I almost read "Green Bacon"......and thought...who would want green bacon ?


----------



## n87 (1/7/16)

Ducatiboy stu said:


> I almost read "Green Bacon"......and thought...who would want green bacon ?


Goes better with green eggs than plain, boring old ham


----------



## Bribie G (1/7/16)

Top brewery, when I was there a couple of years ago, the head brewer was an AHB member, can't remember who for the life of me but Tidal Pete might know. Had a long chat about stouts.

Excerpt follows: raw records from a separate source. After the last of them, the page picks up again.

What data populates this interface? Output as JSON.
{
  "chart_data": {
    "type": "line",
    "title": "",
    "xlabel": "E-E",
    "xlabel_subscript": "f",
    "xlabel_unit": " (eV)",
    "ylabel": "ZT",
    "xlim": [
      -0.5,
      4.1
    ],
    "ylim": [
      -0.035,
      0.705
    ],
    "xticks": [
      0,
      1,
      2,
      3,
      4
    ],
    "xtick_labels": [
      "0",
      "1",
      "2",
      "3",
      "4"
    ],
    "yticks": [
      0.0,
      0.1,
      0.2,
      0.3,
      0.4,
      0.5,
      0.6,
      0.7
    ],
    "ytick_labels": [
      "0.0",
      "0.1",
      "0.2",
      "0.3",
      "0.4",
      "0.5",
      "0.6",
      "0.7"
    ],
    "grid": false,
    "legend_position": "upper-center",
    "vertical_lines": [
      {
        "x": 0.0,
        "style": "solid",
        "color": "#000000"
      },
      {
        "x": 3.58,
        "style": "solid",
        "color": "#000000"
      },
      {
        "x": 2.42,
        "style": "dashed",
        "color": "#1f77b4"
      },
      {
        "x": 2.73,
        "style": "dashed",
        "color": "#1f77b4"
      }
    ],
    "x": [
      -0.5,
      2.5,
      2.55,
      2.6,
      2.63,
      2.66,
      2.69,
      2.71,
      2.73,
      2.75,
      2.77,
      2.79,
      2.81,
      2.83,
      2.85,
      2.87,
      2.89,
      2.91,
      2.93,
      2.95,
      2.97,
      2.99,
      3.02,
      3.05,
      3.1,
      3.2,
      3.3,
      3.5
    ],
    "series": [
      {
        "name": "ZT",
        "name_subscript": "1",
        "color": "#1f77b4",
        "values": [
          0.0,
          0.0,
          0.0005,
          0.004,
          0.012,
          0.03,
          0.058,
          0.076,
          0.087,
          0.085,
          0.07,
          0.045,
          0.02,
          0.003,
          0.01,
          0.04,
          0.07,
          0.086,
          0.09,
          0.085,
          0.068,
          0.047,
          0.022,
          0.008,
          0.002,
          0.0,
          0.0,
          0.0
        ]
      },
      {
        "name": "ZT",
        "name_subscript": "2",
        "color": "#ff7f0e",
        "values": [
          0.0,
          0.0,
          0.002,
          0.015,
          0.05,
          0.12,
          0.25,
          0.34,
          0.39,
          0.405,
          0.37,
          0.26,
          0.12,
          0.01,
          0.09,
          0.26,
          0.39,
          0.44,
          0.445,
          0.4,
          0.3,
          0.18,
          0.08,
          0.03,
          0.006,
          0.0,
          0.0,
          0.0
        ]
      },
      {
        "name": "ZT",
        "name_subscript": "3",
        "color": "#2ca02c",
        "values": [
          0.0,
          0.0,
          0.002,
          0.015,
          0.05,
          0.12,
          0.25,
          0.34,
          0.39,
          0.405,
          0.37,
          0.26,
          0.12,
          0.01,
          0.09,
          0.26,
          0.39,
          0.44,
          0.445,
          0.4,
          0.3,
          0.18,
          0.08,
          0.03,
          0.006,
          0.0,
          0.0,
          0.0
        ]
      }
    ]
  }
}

edit: Pete informs me, and now I remember: Johannes from BABBs but not sure if he's on the forum. Anyway a true German Braumeister.


----------



## manticle (1/7/16)

I got excited about green bacon.


----------



## timmi9191 (1/7/16)

Ducatiboy stu said:


> I almost read "Green Bacon"......and thought...who would want green bacon ?


Sam?


----------



## manticle (1/7/16)

Macon?


----------



## Droopy Brew (20/7/16)

Drinking this now. I reckon there is some simcoe in there - I detect pine but mostly tropical fruits. Simcoe, Galaxy, citra and Amarillo -a combination of some or all would be my guess.


----------